Divergence entre législation et loi
Dans une interview avec Computer Weekly, l’ancien directeur des services de crédit Eddie Pacey a souligné que cette affaire met en lumière une divergence entre la législation fiscale britannique et les lois régissant le fonctionnement des entreprises.
« Cela démontre à quel point le droit des sociétés et même le droit de l’insolvabilité nécessitent une réforme majeure », a-t-il déclaré. « Il est assez stupéfiant de constater combien HMRC perd sous les règles actuelles et pourquoi il est si facile pour les directeurs de manipuler et de se cacher derrière la responsabilité limitée. »
Computer Weekly a contacté HMRC pour obtenir des commentaires sur cette affaire, mais a été informé que l’organisation ne peut pas commenter des cas individuels. Un représentant de Leonard Curtis a également refusé de commenter l’affaire.
Ray McCann, consultant fiscal, a déclaré à Computer Weekly que, malgré son silence, HMRC travaille activement en coulisses pour récupérer l’argent qui lui est dû.
« Je m’attendrais à ce que HMRC envisage toutes les options disponibles compte tenu des montants en jeu et du fait que les directeurs continuent, bien que sous un nouveau nom d’entreprise », a-t-il ajouté.
Retour sur l’administration
L’enquête de HMRC sur Exchequer Solutions a débuté en 2015 et s’est concentrée sur la manière dont l’entreprise traitait fiscalement les dépenses remboursées aux sous-traitants.
Comme l’indique le rapport de l’administrateur, l’entreprise pensait que ses sous-traitants n’avaient pas à payer d’impôt sur le revenu ou de cotisations de sécurité sociale sur les dépenses qu’ils réclamaient.
« Le produit de portage impliquait d’employer l’individu effectuant le travail plutôt que de l’engager en tant qu’indépendant », précise le rapport. « Une fois le travailleur employé, l’entreprise comprenait que le travailleur était continuellement employé par un contrat de travail global et que chacune des missions qu’il accomplissait se déroulait dans un lieu de travail temporaire. »
Le document poursuit : « Il a été considéré que le travailleur pouvait donc être remboursé de ses dépenses, telles que les frais de déplacement et de subsistance, en plus de son salaire pour le travail effectué. En conséquence, aucun impôt sur le revenu ou cotisation de sécurité sociale n’a été déduit sur les dépenses réclamées. »

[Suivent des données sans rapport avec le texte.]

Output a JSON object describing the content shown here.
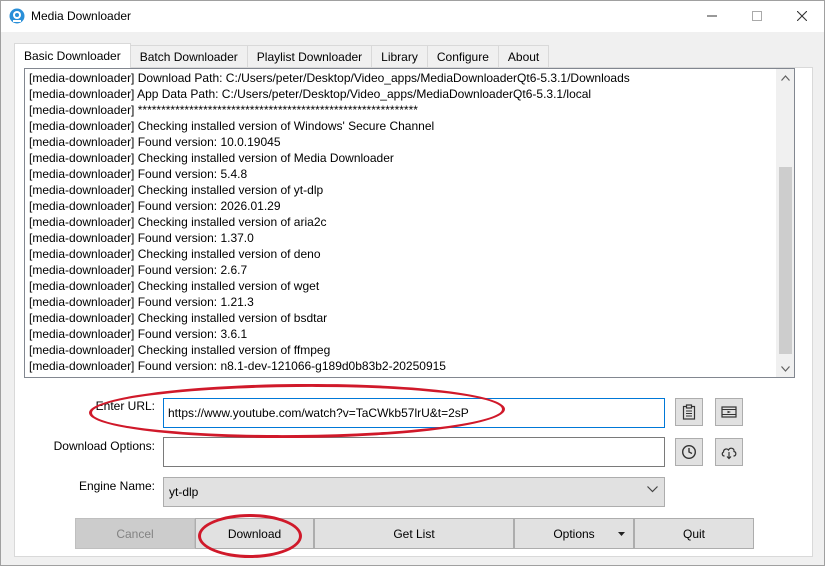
{
  "window": {
    "title": "Media Downloader"
  },
  "tabs": [
    {
      "label": "Basic Downloader"
    },
    {
      "label": "Batch Downloader"
    },
    {
      "label": "Playlist Downloader"
    },
    {
      "label": "Library"
    },
    {
      "label": "Configure"
    },
    {
      "label": "About"
    }
  ],
  "log": [
    "[media-downloader] Download Path: C:/Users/peter/Desktop/Video_apps/MediaDownloaderQt6-5.3.1/Downloads",
    "[media-downloader] App Data Path: C:/Users/peter/Desktop/Video_apps/MediaDownloaderQt6-5.3.1/local",
    "[media-downloader] ************************************************************",
    "[media-downloader] Checking installed version of Windows' Secure Channel",
    "[media-downloader] Found version: 10.0.19045",
    "[media-downloader] Checking installed version of Media Downloader",
    "[media-downloader] Found version: 5.4.8",
    "[media-downloader] Checking installed version of yt-dlp",
    "[media-downloader] Found version: 2026.01.29",
    "[media-downloader] Checking installed version of aria2c",
    "[media-downloader] Found version: 1.37.0",
    "[media-downloader] Checking installed version of deno",
    "[media-downloader] Found version: 2.6.7",
    "[media-downloader] Checking installed version of wget",
    "[media-downloader] Found version: 1.21.3",
    "[media-downloader] Checking installed version of bsdtar",
    "[media-downloader] Found version: 3.6.1",
    "[media-downloader] Checking installed version of ffmpeg",
    "[media-downloader] Found version: n8.1-dev-121066-g189d0b83b2-20250915"
  ],
  "form": {
    "url_label": "Enter URL:",
    "url_value": "https://www.youtube.com/watch?v=TaCWkb57lrU&t=2sP",
    "options_label": "Download Options:",
    "options_value": "",
    "engine_label": "Engine Name:",
    "engine_value": "yt-dlp"
  },
  "buttons": {
    "cancel": "Cancel",
    "download": "Download",
    "get_list": "Get List",
    "options": "Options",
    "quit": "Quit"
  },
  "icons": {
    "paste": "clipboard-icon",
    "media": "film-icon",
    "history": "clock-icon",
    "cloud": "cloud-download-icon"
  },
  "colors": {
    "annotation": "#d0192a",
    "focus": "#0078d7"
  }
}
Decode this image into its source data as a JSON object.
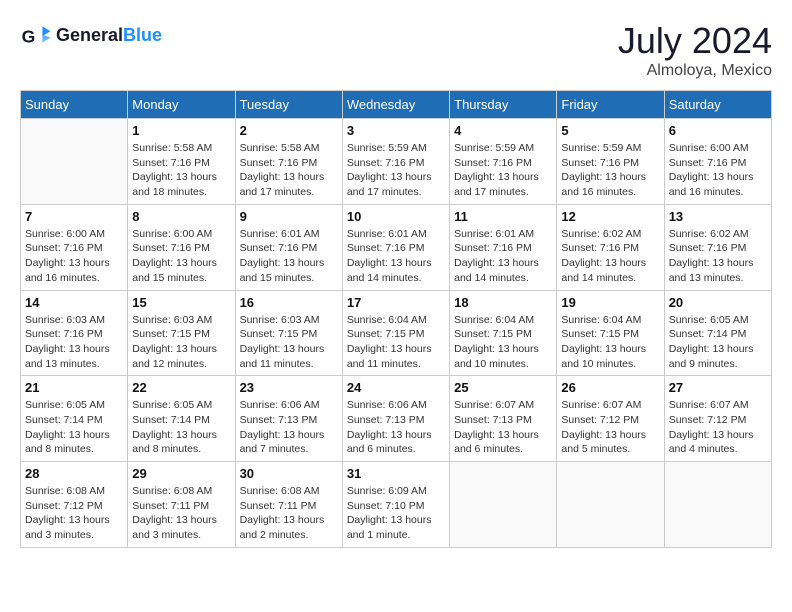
{
  "header": {
    "logo_text_general": "General",
    "logo_text_blue": "Blue",
    "month_title": "July 2024",
    "subtitle": "Almoloya, Mexico"
  },
  "weekdays": [
    "Sunday",
    "Monday",
    "Tuesday",
    "Wednesday",
    "Thursday",
    "Friday",
    "Saturday"
  ],
  "weeks": [
    [
      {
        "day": "",
        "info": ""
      },
      {
        "day": "1",
        "info": "Sunrise: 5:58 AM\nSunset: 7:16 PM\nDaylight: 13 hours\nand 18 minutes."
      },
      {
        "day": "2",
        "info": "Sunrise: 5:58 AM\nSunset: 7:16 PM\nDaylight: 13 hours\nand 17 minutes."
      },
      {
        "day": "3",
        "info": "Sunrise: 5:59 AM\nSunset: 7:16 PM\nDaylight: 13 hours\nand 17 minutes."
      },
      {
        "day": "4",
        "info": "Sunrise: 5:59 AM\nSunset: 7:16 PM\nDaylight: 13 hours\nand 17 minutes."
      },
      {
        "day": "5",
        "info": "Sunrise: 5:59 AM\nSunset: 7:16 PM\nDaylight: 13 hours\nand 16 minutes."
      },
      {
        "day": "6",
        "info": "Sunrise: 6:00 AM\nSunset: 7:16 PM\nDaylight: 13 hours\nand 16 minutes."
      }
    ],
    [
      {
        "day": "7",
        "info": ""
      },
      {
        "day": "8",
        "info": "Sunrise: 6:00 AM\nSunset: 7:16 PM\nDaylight: 13 hours\nand 15 minutes."
      },
      {
        "day": "9",
        "info": "Sunrise: 6:01 AM\nSunset: 7:16 PM\nDaylight: 13 hours\nand 15 minutes."
      },
      {
        "day": "10",
        "info": "Sunrise: 6:01 AM\nSunset: 7:16 PM\nDaylight: 13 hours\nand 14 minutes."
      },
      {
        "day": "11",
        "info": "Sunrise: 6:01 AM\nSunset: 7:16 PM\nDaylight: 13 hours\nand 14 minutes."
      },
      {
        "day": "12",
        "info": "Sunrise: 6:02 AM\nSunset: 7:16 PM\nDaylight: 13 hours\nand 14 minutes."
      },
      {
        "day": "13",
        "info": "Sunrise: 6:02 AM\nSunset: 7:16 PM\nDaylight: 13 hours\nand 13 minutes."
      }
    ],
    [
      {
        "day": "14",
        "info": ""
      },
      {
        "day": "15",
        "info": "Sunrise: 6:03 AM\nSunset: 7:15 PM\nDaylight: 13 hours\nand 12 minutes."
      },
      {
        "day": "16",
        "info": "Sunrise: 6:03 AM\nSunset: 7:15 PM\nDaylight: 13 hours\nand 11 minutes."
      },
      {
        "day": "17",
        "info": "Sunrise: 6:04 AM\nSunset: 7:15 PM\nDaylight: 13 hours\nand 11 minutes."
      },
      {
        "day": "18",
        "info": "Sunrise: 6:04 AM\nSunset: 7:15 PM\nDaylight: 13 hours\nand 10 minutes."
      },
      {
        "day": "19",
        "info": "Sunrise: 6:04 AM\nSunset: 7:15 PM\nDaylight: 13 hours\nand 10 minutes."
      },
      {
        "day": "20",
        "info": "Sunrise: 6:05 AM\nSunset: 7:14 PM\nDaylight: 13 hours\nand 9 minutes."
      }
    ],
    [
      {
        "day": "21",
        "info": ""
      },
      {
        "day": "22",
        "info": "Sunrise: 6:05 AM\nSunset: 7:14 PM\nDaylight: 13 hours\nand 8 minutes."
      },
      {
        "day": "23",
        "info": "Sunrise: 6:06 AM\nSunset: 7:13 PM\nDaylight: 13 hours\nand 7 minutes."
      },
      {
        "day": "24",
        "info": "Sunrise: 6:06 AM\nSunset: 7:13 PM\nDaylight: 13 hours\nand 6 minutes."
      },
      {
        "day": "25",
        "info": "Sunrise: 6:07 AM\nSunset: 7:13 PM\nDaylight: 13 hours\nand 6 minutes."
      },
      {
        "day": "26",
        "info": "Sunrise: 6:07 AM\nSunset: 7:12 PM\nDaylight: 13 hours\nand 5 minutes."
      },
      {
        "day": "27",
        "info": "Sunrise: 6:07 AM\nSunset: 7:12 PM\nDaylight: 13 hours\nand 4 minutes."
      }
    ],
    [
      {
        "day": "28",
        "info": "Sunrise: 6:08 AM\nSunset: 7:12 PM\nDaylight: 13 hours\nand 3 minutes."
      },
      {
        "day": "29",
        "info": "Sunrise: 6:08 AM\nSunset: 7:11 PM\nDaylight: 13 hours\nand 3 minutes."
      },
      {
        "day": "30",
        "info": "Sunrise: 6:08 AM\nSunset: 7:11 PM\nDaylight: 13 hours\nand 2 minutes."
      },
      {
        "day": "31",
        "info": "Sunrise: 6:09 AM\nSunset: 7:10 PM\nDaylight: 13 hours\nand 1 minute."
      },
      {
        "day": "",
        "info": ""
      },
      {
        "day": "",
        "info": ""
      },
      {
        "day": "",
        "info": ""
      }
    ]
  ],
  "week7_day7_info": "Sunrise: 6:00 AM\nSunset: 7:16 PM\nDaylight: 13 hours\nand 16 minutes.",
  "week14_day14_info": "Sunrise: 6:03 AM\nSunset: 7:16 PM\nDaylight: 13 hours\nand 13 minutes.",
  "week21_day21_info": "Sunrise: 6:05 AM\nSunset: 7:14 PM\nDaylight: 13 hours\nand 8 minutes."
}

Selon le rapport de l’administrateur, Exchequer Solutions a consulté un « conseiller professionnel » non nommé en 2010 pour s’assurer que les services de portage qu’elle offrait étaient conformes.
« Le [conseiller professionnel] a conseillé à l’entreprise qu’il existait un contrat de travail global suffisant entre elle et ses travailleurs concernant les services de portage et qu’en conséquence, les travailleurs étaient en droit de considérer le remboursement des frais de déplacement et de subsistance comme exempt d’impôt sur le revenu ou de cotisations de sécurité sociale », indique le document.
« L’entreprise a continué à engager le [conseiller professionnel] pour fournir des conseils sur toute question qui se posait et réaliser des audits périodiques pour confirmer que l’entreprise fonctionnait de manière conforme. »
Impôts impayés
En octobre 2015, HMRC a lancé une enquête sur les méthodes de traitement des dépenses d’Exchequer Solutions et a conclu que l’entreprise lui devait 11,9 millions de livres en impôts sur le revenu et cotisations de sécurité sociale impayés.
Exchequer Solutions a tenté sans succès de faire appel de la réclamation de HMRC, d’abord devant le Tribunal de première instance en 2022, puis à nouveau devant le Tribunal supérieur deux ans plus tard, et a reçu un délai jusqu’en juillet 2024 pour convenir du montant de la dette qu’elle paierait à HMRC.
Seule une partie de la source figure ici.